I love this trailer just for the sheer arrogance that a director would need to ever script the lines: “Immerse yourself in the glamor (cut to Ferrari and stereotypically impressed woman) Enjoy the satisfaction (cut to another women (presumably satisfied), then more Ferrari) And indulge in the luxury of climbing at its highest level.” The Sybarites would be proud, Chuck Fryberger.

The brilliant thing about this trailer is that  Fryberger actually fails miserably in conveying the spirit of climbing / the purity of the nature experience. Honestly, the film is pretty unremarkable, in both climbing and film. But what Core does best is to simulate every contextual reason for someone to be culturally motivated to become a climber.

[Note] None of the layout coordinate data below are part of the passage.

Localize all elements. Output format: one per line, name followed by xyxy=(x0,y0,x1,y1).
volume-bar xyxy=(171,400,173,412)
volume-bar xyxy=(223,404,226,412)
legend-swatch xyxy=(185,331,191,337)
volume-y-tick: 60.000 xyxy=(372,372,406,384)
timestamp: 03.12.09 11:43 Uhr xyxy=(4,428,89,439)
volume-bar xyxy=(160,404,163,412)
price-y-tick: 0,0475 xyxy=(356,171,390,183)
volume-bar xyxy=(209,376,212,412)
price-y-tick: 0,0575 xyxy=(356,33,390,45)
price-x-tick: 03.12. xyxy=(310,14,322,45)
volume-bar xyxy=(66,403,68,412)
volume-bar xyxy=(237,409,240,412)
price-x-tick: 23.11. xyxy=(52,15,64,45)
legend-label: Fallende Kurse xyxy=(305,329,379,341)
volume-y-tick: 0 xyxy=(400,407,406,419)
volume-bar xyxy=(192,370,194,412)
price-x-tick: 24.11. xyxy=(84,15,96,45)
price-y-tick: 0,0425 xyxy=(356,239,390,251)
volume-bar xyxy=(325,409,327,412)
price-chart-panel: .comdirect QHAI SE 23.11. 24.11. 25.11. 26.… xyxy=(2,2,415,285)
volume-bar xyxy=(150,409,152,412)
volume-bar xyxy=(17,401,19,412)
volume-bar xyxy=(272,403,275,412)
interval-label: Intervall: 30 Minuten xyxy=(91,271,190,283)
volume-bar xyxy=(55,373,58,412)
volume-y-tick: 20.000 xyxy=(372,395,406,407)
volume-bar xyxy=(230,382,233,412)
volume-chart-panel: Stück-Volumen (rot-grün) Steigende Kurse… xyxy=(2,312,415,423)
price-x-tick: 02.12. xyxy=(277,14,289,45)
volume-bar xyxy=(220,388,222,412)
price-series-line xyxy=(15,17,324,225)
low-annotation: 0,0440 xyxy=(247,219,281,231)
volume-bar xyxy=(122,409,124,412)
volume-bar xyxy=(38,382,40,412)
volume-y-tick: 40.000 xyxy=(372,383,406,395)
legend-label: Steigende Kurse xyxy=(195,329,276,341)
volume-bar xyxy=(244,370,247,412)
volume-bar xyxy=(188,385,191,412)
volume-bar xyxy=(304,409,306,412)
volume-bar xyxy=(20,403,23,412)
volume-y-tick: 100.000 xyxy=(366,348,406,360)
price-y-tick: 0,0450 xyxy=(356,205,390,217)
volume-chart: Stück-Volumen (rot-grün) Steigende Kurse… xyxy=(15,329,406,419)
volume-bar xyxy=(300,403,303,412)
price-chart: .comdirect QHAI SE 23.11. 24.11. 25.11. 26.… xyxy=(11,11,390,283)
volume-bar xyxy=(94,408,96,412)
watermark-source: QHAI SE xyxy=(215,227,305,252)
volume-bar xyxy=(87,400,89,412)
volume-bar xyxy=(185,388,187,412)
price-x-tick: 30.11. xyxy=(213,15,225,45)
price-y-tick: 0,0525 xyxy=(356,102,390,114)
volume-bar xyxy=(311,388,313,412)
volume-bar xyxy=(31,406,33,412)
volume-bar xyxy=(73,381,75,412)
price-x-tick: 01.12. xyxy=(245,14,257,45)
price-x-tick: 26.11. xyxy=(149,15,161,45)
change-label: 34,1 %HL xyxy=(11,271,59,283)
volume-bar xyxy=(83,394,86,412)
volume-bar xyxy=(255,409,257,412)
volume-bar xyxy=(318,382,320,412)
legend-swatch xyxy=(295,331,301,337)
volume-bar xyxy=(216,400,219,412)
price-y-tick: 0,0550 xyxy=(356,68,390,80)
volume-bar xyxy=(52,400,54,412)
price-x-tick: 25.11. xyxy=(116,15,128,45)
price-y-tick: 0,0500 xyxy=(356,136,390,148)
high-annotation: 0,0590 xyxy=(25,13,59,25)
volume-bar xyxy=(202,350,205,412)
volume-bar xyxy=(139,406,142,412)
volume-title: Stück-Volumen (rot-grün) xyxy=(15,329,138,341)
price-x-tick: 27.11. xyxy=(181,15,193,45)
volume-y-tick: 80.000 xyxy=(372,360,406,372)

Need to expel all those psychosexual masculine urges through ritualized violence enacted upon rock and mountain? Well you’re in luck, cause Core is pretty much a hardcore brofest doing exactly that. Need some of that placeless despondency of postmodern living? Well welcome to Core, where every landscape is experienced not as a part of a whole or part of a country, but a pseudo-colonialist fantasy where only other rock climbers play. Sick of the unrelenting monotony of consumer culture? So is Core! Never mind that Core‘s existence is entirely predicated upon you buying another piece of unnecessary kitsch, Core hates consumer culture!

In a word, Chuck Fryberger is a genius.

Yet after all of this, I’m left right here, still kind of pretending like I can just talk my way around having to explain why I climb. I climb for a lot of the reasons I explained above. Partly for the mortification of the flesh that any sport requires, partly for the thrill of climbing, and partly because I’m good at it. But if I were to ever explain, honestly, why I climb, I’d have to self-consciously explain to you this one memory from my first trip to Monticello.

It was on the ride back after a day of dirty Iowa climbing and we were all tired and content. Like all of our climbing trips, our trip leader Sam was torturing the rest of the van with his terrible taste in country music, but we were all just too satisfied to care. I think I had climbed my first 5.9 that day – it was awesome. Yet the most vivid thing that I can remember of that day wasn’t the climbing, but of me sitting in that van and looking down at my chalk-covered hands and fantasizing. Fantasizing about the shape and the feel of the rock; its sharpness and its solidity under my grip. No matter where I was going or what I was doing, those rocks weren’t going anywhere. There is a certain comfort in that.